Der Arzt hatte es bereits mehrfach mit Nachdruck empfohlen und Mutter wochenlang mit der Entscheidung gehadert. Nie wieder hatte sie in die geschlossene Abteilung gewollt. Mit geröteten Augen stieg sie zu Vater ins Auto. Wir sperrten die Haustür ab, ließen uns im Keller ein Bad ein, lagen bei Kerzenschein im warmen Wasser. Ab und an holten wir Luft, tauchten mit dem Kopf unter, sprachen blubbernd ein Wort aus. Fell. Welle. Delfin. Die Haut an den Fingerkuppen wurde schrumpelig. Wir hörten, wie die Haustür geöffnet wurde. Mutters Stimme. Schritte auf der Stiege. Mutter öffnete die Tür zum Badezimmer und schaltete das Licht an.
»Ihr braucht mich doch!«
Unsere Schwester war mit ihrer Klasse in Rom.

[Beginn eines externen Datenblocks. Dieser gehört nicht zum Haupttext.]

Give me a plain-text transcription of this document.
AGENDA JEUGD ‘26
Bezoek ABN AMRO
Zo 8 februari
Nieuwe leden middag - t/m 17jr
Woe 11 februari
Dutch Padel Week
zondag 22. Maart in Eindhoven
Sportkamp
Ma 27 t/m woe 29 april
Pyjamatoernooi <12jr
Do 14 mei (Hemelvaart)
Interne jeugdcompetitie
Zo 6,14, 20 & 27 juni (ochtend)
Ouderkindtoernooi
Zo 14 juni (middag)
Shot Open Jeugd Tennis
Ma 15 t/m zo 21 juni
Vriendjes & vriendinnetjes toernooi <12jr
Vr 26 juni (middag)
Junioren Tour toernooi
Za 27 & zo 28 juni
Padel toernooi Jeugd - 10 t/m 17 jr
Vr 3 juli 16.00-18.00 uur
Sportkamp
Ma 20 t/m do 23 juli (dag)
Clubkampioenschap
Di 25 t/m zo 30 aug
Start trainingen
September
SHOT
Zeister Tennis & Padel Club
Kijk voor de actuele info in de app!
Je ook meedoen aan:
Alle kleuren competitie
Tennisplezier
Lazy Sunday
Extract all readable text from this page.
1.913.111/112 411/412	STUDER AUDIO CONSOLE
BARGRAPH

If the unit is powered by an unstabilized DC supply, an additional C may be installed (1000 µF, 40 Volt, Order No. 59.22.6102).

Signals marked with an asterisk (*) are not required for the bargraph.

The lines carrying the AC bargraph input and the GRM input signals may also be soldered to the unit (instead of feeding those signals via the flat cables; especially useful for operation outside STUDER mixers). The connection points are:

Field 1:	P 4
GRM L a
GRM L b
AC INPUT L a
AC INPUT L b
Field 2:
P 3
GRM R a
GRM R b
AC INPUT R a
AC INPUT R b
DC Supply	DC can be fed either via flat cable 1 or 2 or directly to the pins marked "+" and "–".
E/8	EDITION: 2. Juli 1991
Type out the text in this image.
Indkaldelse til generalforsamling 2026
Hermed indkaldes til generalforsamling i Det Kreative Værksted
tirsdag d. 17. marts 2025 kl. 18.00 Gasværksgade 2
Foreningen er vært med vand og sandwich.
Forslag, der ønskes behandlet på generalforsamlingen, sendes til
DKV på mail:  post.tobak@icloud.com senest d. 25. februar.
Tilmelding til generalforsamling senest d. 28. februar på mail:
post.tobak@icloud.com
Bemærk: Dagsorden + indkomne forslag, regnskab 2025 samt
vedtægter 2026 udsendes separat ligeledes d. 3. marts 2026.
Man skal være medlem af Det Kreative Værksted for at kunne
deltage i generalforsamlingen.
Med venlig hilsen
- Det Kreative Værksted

Tief in der Nacht gingen wir in den Keller hinunter und legten uns mit einem Schlafsack in die leere Badewanne. Unser eigenes Kratzen weckte uns. Wir hielten unsere Unterarme in das Licht der Leuchtstoffröhre. Striemen, rot und feucht, von den Ellenbeugen bis zu den Handgelenken. Wir stiegen aus der Wanne, stellten uns vor das Waschbecken und ließen kaltes Wasser über die Arme laufen. Das betäubte den Juckreiz für einige Minuten. Danach legten wir uns wieder in die Wanne, deckten uns mit dem Schlafsack zu und versuchten einzuschlafen. Bis wir den Juckreiz erneut spürten, aufstanden, den Wasserhahn aufdrehten.
Mutter saß mit verschränkten Armen am Frühstückstisch und beobachtete uns. Die Marmeladesemmel, die sie uns gemacht hatte, rutschte uns aus der Hand, der Teller schepperte.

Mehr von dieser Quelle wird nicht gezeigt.